THE WILD WIRE - BLOG #25Apr 9, 2018
I planned on blogging this week about the Iowa Wild and the disappointment of missing the playoffs. I thought I’d dive into the club’s recent trends, statistics, etc. If you noticed (you probably didn’t), I skipped my blogging duties last week, mainly because there’s not a whole lot of positive spin you can put on a winless skid that, at the time, was nearing double digits.
And although it’s very disheartening to have another season end without a playoff appearance, there’s plenty of time this summer to rehash the season that was, the ups-and-downs, the individual breakout performances and everything else that makes us love hockey so much.
However, I just don’t think it’s appropriate for me to write about anything else on this Monday other than the horrific tragedy that rocked the hockey world over the weekend.
Whether you’re a hockey fan or not, I’m sure by now you’ve read or heard about the Humboldt Broncos Saskatchewan Junior Hockey League (SJHL) team, and the accident their team bus was involved in Friday afternoon, which killed 15 members of the team and injured 14 more. Here’s a link to an MSN article in case you missed the news https://bit.ly/2Hm6c0v
What occurred just a few days ago is almost unimaginable. It’s devastating, tragic, horrific, mind-numbing….take your pick. It’s one of those situations where it feels like there are no words.
This tragedy affects everyone. Even if you’re not in the hockey business, even if you’re not a fan of the game, or even a sports fan at all, something like this makes your stomach turn over. Everyone on this planet has family, friends, neighbors…and what happened to that team and the community of Humboldt, Saskatchewan won’t ever be forgotten.

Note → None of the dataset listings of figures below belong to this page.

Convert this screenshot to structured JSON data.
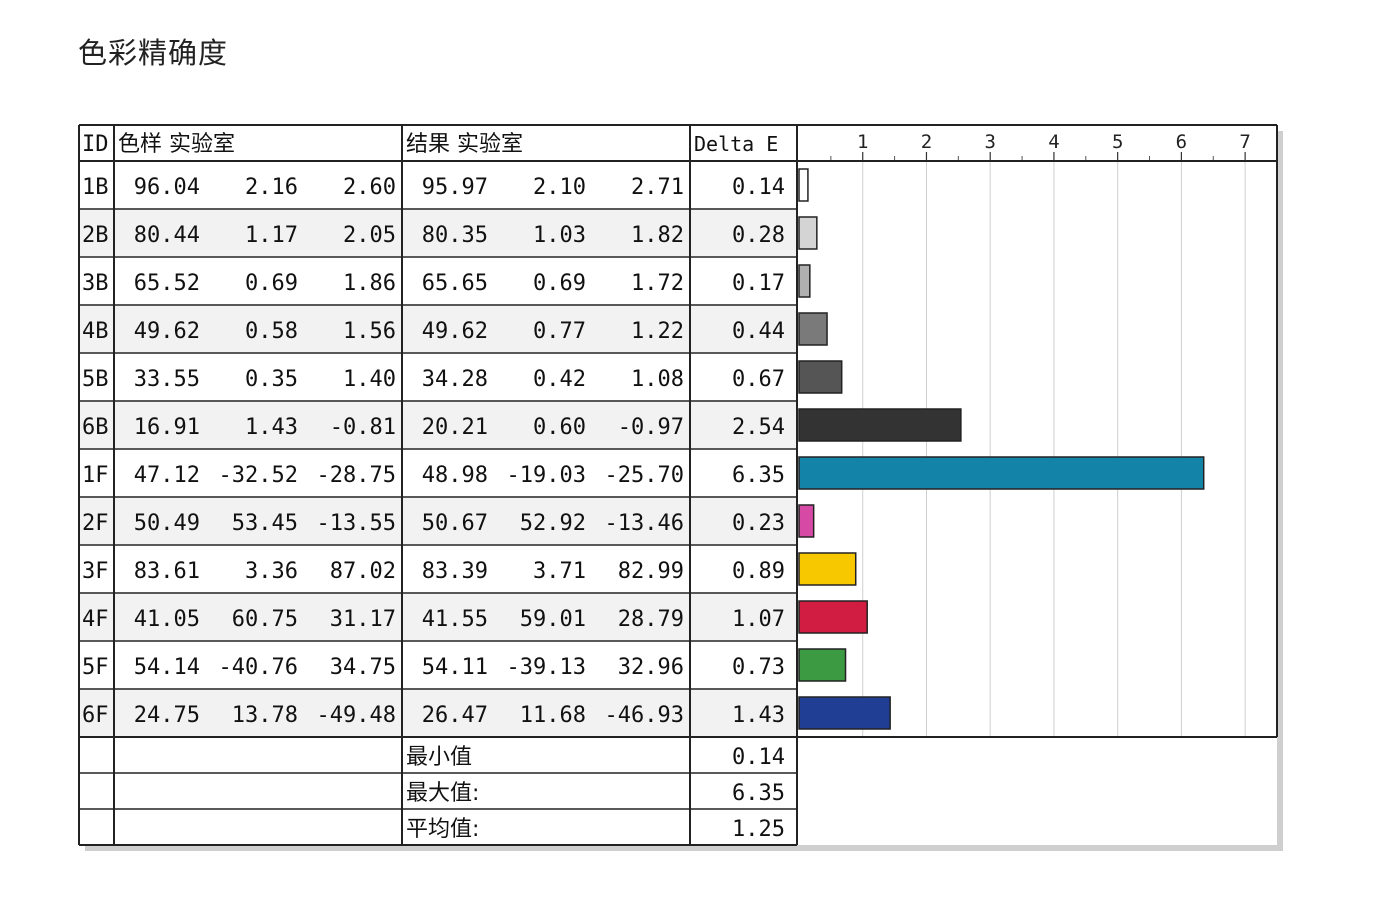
{
  "page_title": "色彩精确度",
  "headers": {
    "id": "ID",
    "reference": "色样 实验室",
    "measured": "结果 实验室",
    "delta": "Delta E"
  },
  "chart_data": {
    "type": "bar",
    "orientation": "horizontal",
    "x_ticks": [
      "1",
      "2",
      "3",
      "4",
      "5",
      "6",
      "7"
    ],
    "xlim": [
      0,
      7.5
    ],
    "grid": true,
    "categories": [
      "1B",
      "2B",
      "3B",
      "4B",
      "5B",
      "6B",
      "1F",
      "2F",
      "3F",
      "4F",
      "5F",
      "6F"
    ],
    "values": [
      0.14,
      0.28,
      0.17,
      0.44,
      0.67,
      2.54,
      6.35,
      0.23,
      0.89,
      1.07,
      0.73,
      1.43
    ],
    "bar_colors": [
      "#ffffff",
      "#d4d4d4",
      "#b0b0b0",
      "#7a7a7a",
      "#555555",
      "#333333",
      "#1384a8",
      "#d64aa6",
      "#f7c800",
      "#d11d42",
      "#3c9a42",
      "#1f3e94"
    ]
  },
  "rows": [
    {
      "id": "1B",
      "ref": [
        "96.04",
        "2.16",
        "2.60"
      ],
      "res": [
        "95.97",
        "2.10",
        "2.71"
      ],
      "de": "0.14"
    },
    {
      "id": "2B",
      "ref": [
        "80.44",
        "1.17",
        "2.05"
      ],
      "res": [
        "80.35",
        "1.03",
        "1.82"
      ],
      "de": "0.28"
    },
    {
      "id": "3B",
      "ref": [
        "65.52",
        "0.69",
        "1.86"
      ],
      "res": [
        "65.65",
        "0.69",
        "1.72"
      ],
      "de": "0.17"
    },
    {
      "id": "4B",
      "ref": [
        "49.62",
        "0.58",
        "1.56"
      ],
      "res": [
        "49.62",
        "0.77",
        "1.22"
      ],
      "de": "0.44"
    },
    {
      "id": "5B",
      "ref": [
        "33.55",
        "0.35",
        "1.40"
      ],
      "res": [
        "34.28",
        "0.42",
        "1.08"
      ],
      "de": "0.67"
    },
    {
      "id": "6B",
      "ref": [
        "16.91",
        "1.43",
        "-0.81"
      ],
      "res": [
        "20.21",
        "0.60",
        "-0.97"
      ],
      "de": "2.54"
    },
    {
      "id": "1F",
      "ref": [
        "47.12",
        "-32.52",
        "-28.75"
      ],
      "res": [
        "48.98",
        "-19.03",
        "-25.70"
      ],
      "de": "6.35"
    },
    {
      "id": "2F",
      "ref": [
        "50.49",
        "53.45",
        "-13.55"
      ],
      "res": [
        "50.67",
        "52.92",
        "-13.46"
      ],
      "de": "0.23"
    },
    {
      "id": "3F",
      "ref": [
        "83.61",
        "3.36",
        "87.02"
      ],
      "res": [
        "83.39",
        "3.71",
        "82.99"
      ],
      "de": "0.89"
    },
    {
      "id": "4F",
      "ref": [
        "41.05",
        "60.75",
        "31.17"
      ],
      "res": [
        "41.55",
        "59.01",
        "28.79"
      ],
      "de": "1.07"
    },
    {
      "id": "5F",
      "ref": [
        "54.14",
        "-40.76",
        "34.75"
      ],
      "res": [
        "54.11",
        "-39.13",
        "32.96"
      ],
      "de": "0.73"
    },
    {
      "id": "6F",
      "ref": [
        "24.75",
        "13.78",
        "-49.48"
      ],
      "res": [
        "26.47",
        "11.68",
        "-46.93"
      ],
      "de": "1.43"
    }
  ],
  "summary": [
    {
      "label": "最小值",
      "value": "0.14"
    },
    {
      "label": "最大值:",
      "value": "6.35"
    },
    {
      "label": "平均值:",
      "value": "1.25"
    }
  ]
}
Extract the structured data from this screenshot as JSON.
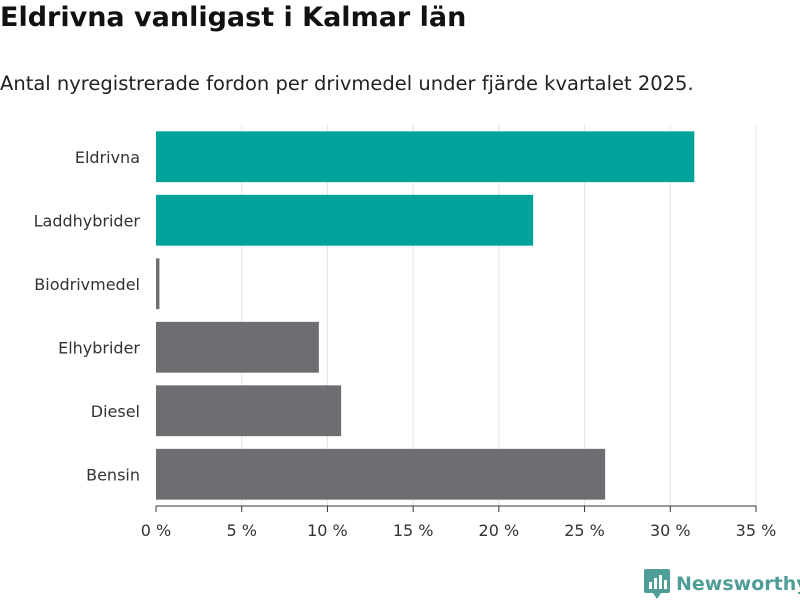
{
  "chart_data": {
    "type": "bar",
    "orientation": "horizontal",
    "title": "Eldrivna vanligast i Kalmar län",
    "subtitle": "Antal nyregistrerade fordon per drivmedel under fjärde kvartalet 2025.",
    "categories": [
      "Eldrivna",
      "Laddhybrider",
      "Biodrivmedel",
      "Elhybrider",
      "Diesel",
      "Bensin"
    ],
    "values": [
      31.4,
      22.0,
      0.2,
      9.5,
      10.8,
      26.2
    ],
    "highlight": [
      true,
      true,
      false,
      false,
      false,
      false
    ],
    "colors": {
      "highlight": "#00a39a",
      "default": "#6d6d72"
    },
    "xlim": [
      0,
      35
    ],
    "xticks": [
      0,
      5,
      10,
      15,
      20,
      25,
      30,
      35
    ],
    "tick_suffix": " %",
    "xlabel": "",
    "ylabel": "",
    "grid": "vertical"
  },
  "brand": {
    "name": "Newsworthy",
    "icon": "bar-chart-speech-bubble-icon",
    "color": "#4e9e97"
  }
}
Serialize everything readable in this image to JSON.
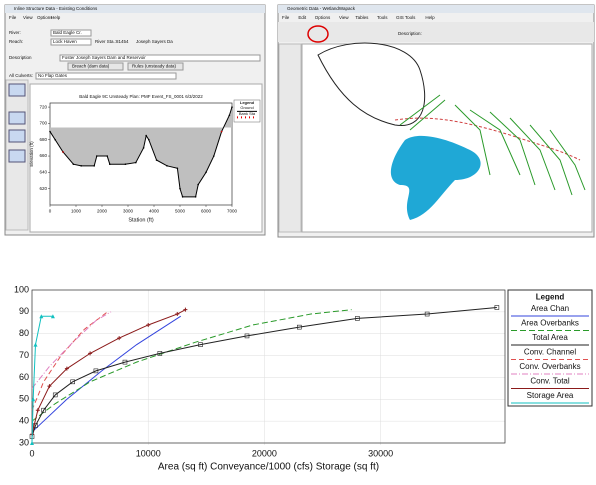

Here in Central Iowa, we are more than one thousand miles away from the small town of Humboldt. Yet, for me personally, it doesn’t feel like that.
It feels almost like I know someone involved in the crash. It feels like I know the town, or the team, or the Saskatchewan Junior Hockey League from having worked there. But, that’s not the case. Sure, I’ve known players that played in the SJHL. But I have no direct ties to this tragedy. Yet, I still had a tough time yesterday trying to express myself on the radio when addressing the accident. I’m having a tough time right now trying to type out my feelings.
I’m a lifelong hockey fan, former youth hockey player, broadcaster for a pro hockey team over the last decade-plus, father of three…thus, this tragedy hits home on so many levels.
With that said, I can’t even imagine how those directly impacted by this terrible accident are coping.
There are times in this world where we need “strength,” and sometimes we lean on others to help us find that fortitude – the ability to deal with heartbreak and realize that tomorrow is a new day. I don’t if anyone knows when that “time” will come for Humboldt, Saskatchewan and those closest to the Broncos organization. That’s one of those things that there’s simply no answer for.
But right now, what they need is the continued support that has risen to the forefront since the news broke. So I urge you to keep these folks in your thoughts….and however you cope with tragedy, use that method to help them. Because even though we know that “time heals all wounds,” this is a unique situation.
We’re talking about dozens of families that had their lives turned upside down in the blink of an eye.
And that is something that doesn’t repair easily, no matter how much time passes.
The hockey world has already shown its passion. Players and teams – many of whom are completely unrelated to the SJHL – have made their voices heard. Funds have been created, and millions of dollars have already been raised. Social media has been abuzz in a good way, connecting people around the globe as they grieve together.
And so again, I urge you to show your compassion in whatever way you can.
I know as an organization (both Minnesota and Iowa), we are going to do our part. At Tuesday night’s home game against the Rockford IceHogs, the Iowa Wild are going to have silent auction items to bid on (and more) in an effort to raise money. And even though there’s no amount of money or prayers that can completely heal the Humboldt community right now, every little bit counts as they try and get a grasp on the tragic accident.
Hopefully I haven’t overstepped my bounds here. All of this is just my “opinion,” my thoughts flowing out and onto a Word document. There’s more I’d like to say, but I just keep shaking my head in disbelief over the whole thing.
In closing, please keep the Humboldt Broncos in your hearts for as long as you can. They’re going to need all the support they can get.